A pre-mortem asks you to imagine the project failed twelve months from now and write the history of why. Gary Klein's 1989 research showed this prospective-hindsight framing produces around 30 per cent more reasons for a given outcome than forward forecasting. AI is unusually good at this because it does not share your optimism or your advisors' alignment incentives. Three prompts, two hours, one honest risk register.

Key takeaways

- A pre-mortem is the cheapest insurance policy left when you are inside 24 hours of a major commitment. The 1989 Mitchell, Russo and Pennington research and Klein's 2007 HBR write-up both show that imagining failure as a completed fact surfaces around 30 per cent more causal explanations than forward-looking risk lists. - AI sits well in this seat because it does not share your optimism, your advisors' alignment incentives, or your team's reluctance to disagree with the founder in the room. Used as a structured devil's advocate, it generates failure narratives in minutes rather than days. - The prompt sequence has three turns, not one. Turn one is the failure narrative. Turn two asks for the failure mode you are least prepared for. Turn three forces the AI to argue against its own list. Single-turn pre-mortems produce generic risks; the third turn is where the work happens. - The judgement step is yours. Sort the AI's failure modes into three buckets: real risks (mitigate before signing), paranoia (let go), and walk-away triggers (kill criteria written down before the meeting). Without kill criteria in writing you will sign. - This is not a SWOT replacement so much as a SWOT antidote. SWOTs are tidy, balanced, and consensus-friendly. Pre-mortems are uneven, uncomfortable, and honest. The discomfort is the signal, not the bug.

She is twenty-four hours away from signing a £600k partnership commitment, and her gut is not entirely sure. Her lawyer has redlined the contract. Her accountant has pressure-tested the numbers. Her board chair has nodded the deal through. The pitch deck from the partner is good. The strategic logic is good. Everything in the room is pointing at sign.

The only thing left in the room that has not lined up behind the deal is her. And the AI on her laptop, if she chooses to use it that way.

What is a pre-mortem with AI?

A pre-mortem is a deliberately uncomfortable thinking move. You imagine the commitment has been signed, twelve months have passed, and the project has failed badly. From that future point you write the history of why. Done with AI as the second voice, you draft a one-page failure narrative in minutes, then push for the failure mode you are least prepared for. Three turns, two hours, one honest risk register.

The methodology is older than the AI part. Deborah Mitchell, Edward Russo and Nancy Pennington published the founding research in 1989, showing that imagining a future event as a completed certainty generates around 30 per cent more causal reasons than treating the same event as a probability. Gary Klein turned that finding into a working protocol, written up in Harvard Business Review in 2007. Daniel Kahneman has called it the single most useful debiasing tool he knows for organisational decisions.
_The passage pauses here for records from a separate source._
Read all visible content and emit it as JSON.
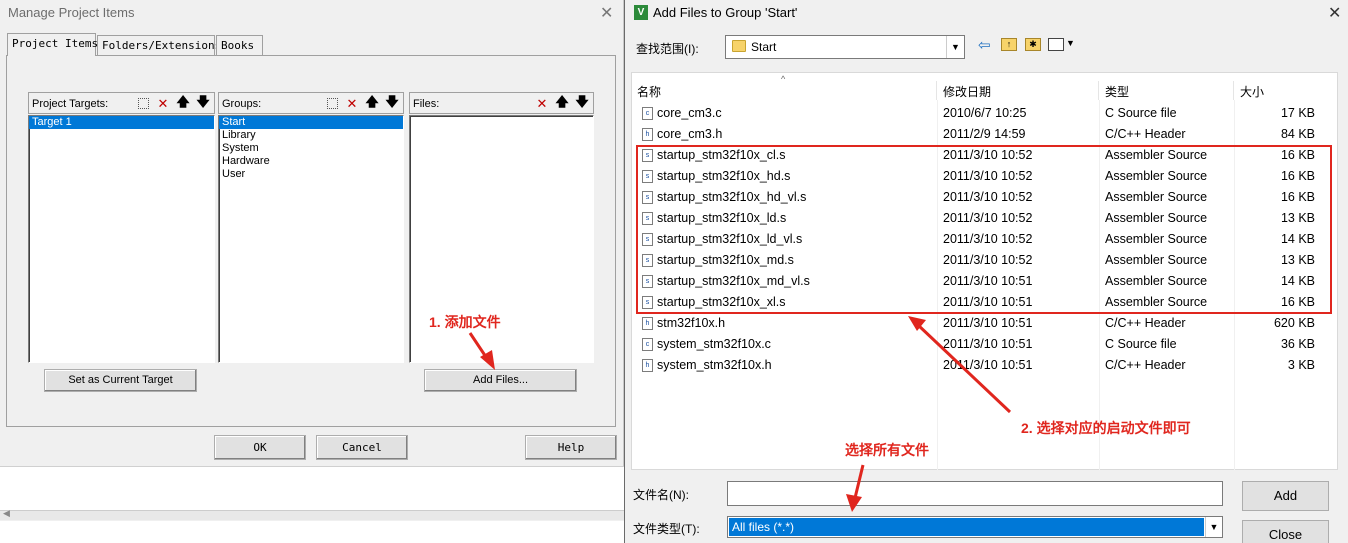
{
  "manage_dialog": {
    "title": "Manage Project Items",
    "tabs": [
      "Project Items",
      "Folders/Extensions",
      "Books"
    ],
    "targets_label": "Project Targets:",
    "targets": [
      "Target 1"
    ],
    "groups_label": "Groups:",
    "groups": [
      "Start",
      "Library",
      "System",
      "Hardware",
      "User"
    ],
    "files_label": "Files:",
    "set_current_target_label": "Set as Current Target",
    "add_files_label": "Add Files...",
    "ok_label": "OK",
    "cancel_label": "Cancel",
    "help_label": "Help"
  },
  "add_dialog": {
    "title": "Add Files to Group 'Start'",
    "look_in_label": "查找范围(I):",
    "look_in_value": "Start",
    "columns": [
      "名称",
      "修改日期",
      "类型",
      "大小"
    ],
    "files": [
      {
        "name": "core_cm3.c",
        "date": "2010/6/7 10:25",
        "type": "C Source file",
        "size": "17 KB",
        "icon": "c-source-icon"
      },
      {
        "name": "core_cm3.h",
        "date": "2011/2/9 14:59",
        "type": "C/C++ Header",
        "size": "84 KB",
        "icon": "header-icon"
      },
      {
        "name": "startup_stm32f10x_cl.s",
        "date": "2011/3/10 10:52",
        "type": "Assembler Source",
        "size": "16 KB",
        "icon": "asm-icon"
      },
      {
        "name": "startup_stm32f10x_hd.s",
        "date": "2011/3/10 10:52",
        "type": "Assembler Source",
        "size": "16 KB",
        "icon": "asm-icon"
      },
      {
        "name": "startup_stm32f10x_hd_vl.s",
        "date": "2011/3/10 10:52",
        "type": "Assembler Source",
        "size": "16 KB",
        "icon": "asm-icon"
      },
      {
        "name": "startup_stm32f10x_ld.s",
        "date": "2011/3/10 10:52",
        "type": "Assembler Source",
        "size": "13 KB",
        "icon": "asm-icon"
      },
      {
        "name": "startup_stm32f10x_ld_vl.s",
        "date": "2011/3/10 10:52",
        "type": "Assembler Source",
        "size": "14 KB",
        "icon": "asm-icon"
      },
      {
        "name": "startup_stm32f10x_md.s",
        "date": "2011/3/10 10:52",
        "type": "Assembler Source",
        "size": "13 KB",
        "icon": "asm-icon"
      },
      {
        "name": "startup_stm32f10x_md_vl.s",
        "date": "2011/3/10 10:51",
        "type": "Assembler Source",
        "size": "14 KB",
        "icon": "asm-icon"
      },
      {
        "name": "startup_stm32f10x_xl.s",
        "date": "2011/3/10 10:51",
        "type": "Assembler Source",
        "size": "16 KB",
        "icon": "asm-icon"
      },
      {
        "name": "stm32f10x.h",
        "date": "2011/3/10 10:51",
        "type": "C/C++ Header",
        "size": "620 KB",
        "icon": "header-icon"
      },
      {
        "name": "system_stm32f10x.c",
        "date": "2011/3/10 10:51",
        "type": "C Source file",
        "size": "36 KB",
        "icon": "c-source-icon"
      },
      {
        "name": "system_stm32f10x.h",
        "date": "2011/3/10 10:51",
        "type": "C/C++ Header",
        "size": "3 KB",
        "icon": "header-icon"
      }
    ],
    "filename_label": "文件名(N):",
    "filename_value": "",
    "filetype_label": "文件类型(T):",
    "filetype_value": "All files (*.*)",
    "add_label": "Add",
    "close_label": "Close"
  },
  "annotations": {
    "step1": "1. 添加文件",
    "step2": "2. 选择对应的启动文件即可",
    "select_all": "选择所有文件",
    "color": "#e0261e"
  }
}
Amy Edmondson’s research on psychological safety explains why it works in a room: a structured exercise that legitimises dissent breaks the consensus pressure that suppresses doubt at every other commitment-stage meeting.
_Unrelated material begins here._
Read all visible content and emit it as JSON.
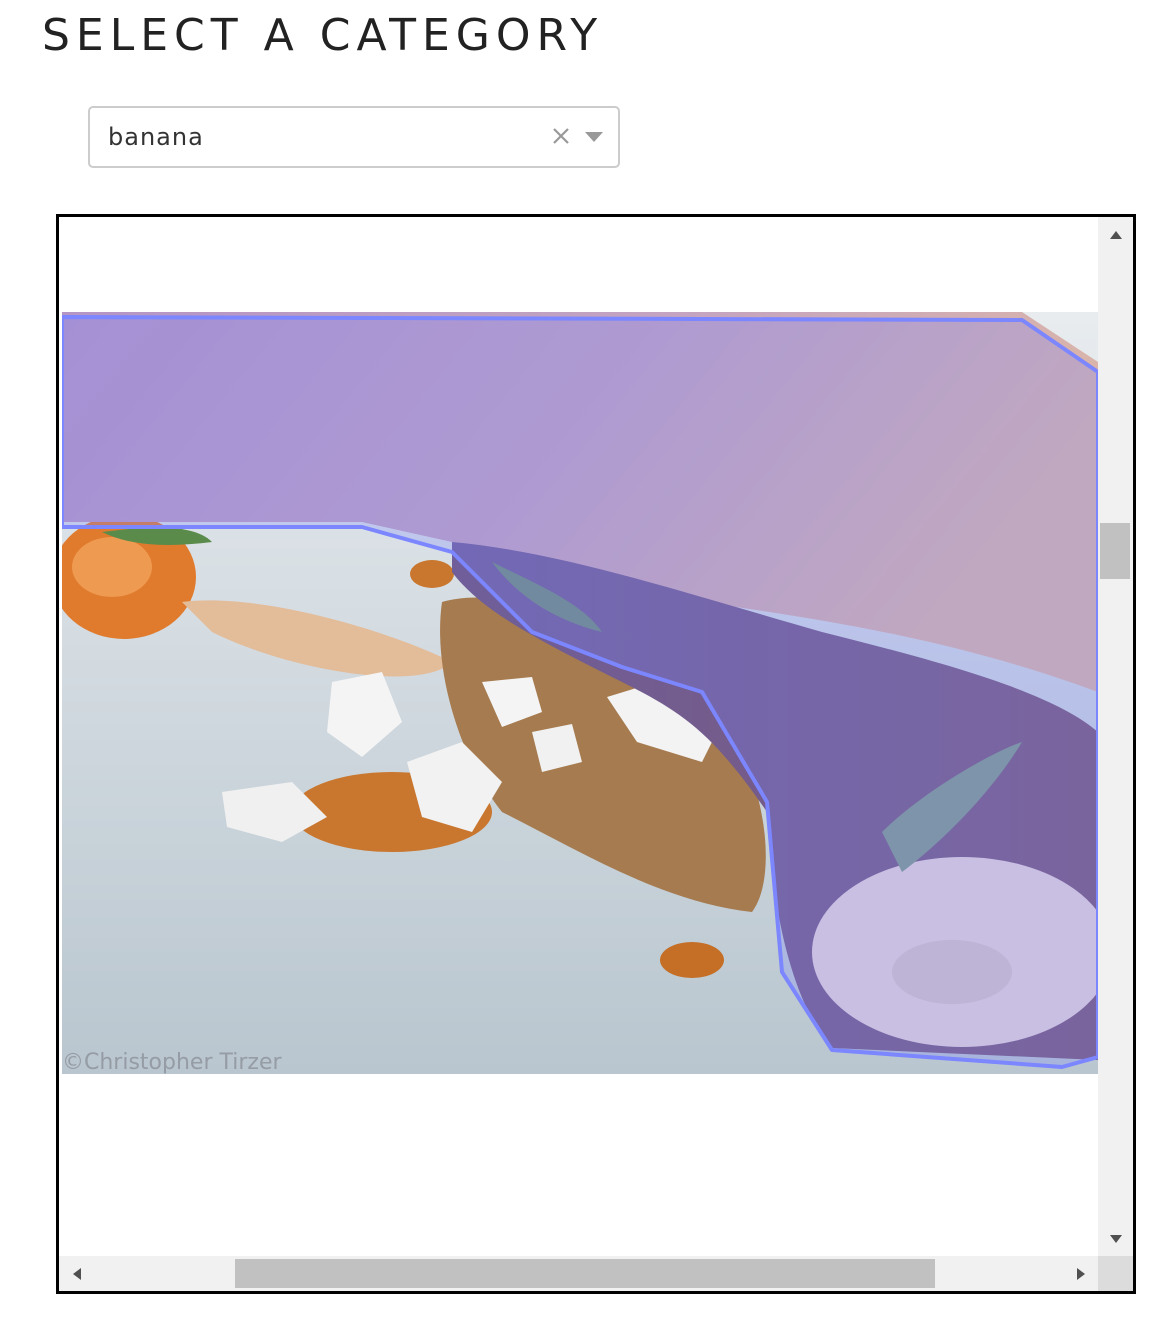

What AI adds is speed and a second perspective that does not share your optimism. A founder with 24 hours has no time to convene a workshop. The model gives you something close enough, fast enough, if you frame the prompts correctly.

Why does this matter for your business?

Because the decisions that hurt owner-operators most are the ones the room agreed on. Sydney Finkelstein’s Tuck research on executive failure walks through case after case where the formal risk process existed and was followed, and the organisation still committed to the wrong move because momentum and consensus overrode it. Iridium, AOL/Time Warner, and Patisserie Valerie all had blue-chip advisers on every side of the table. None of that prevented the commitment from being signed.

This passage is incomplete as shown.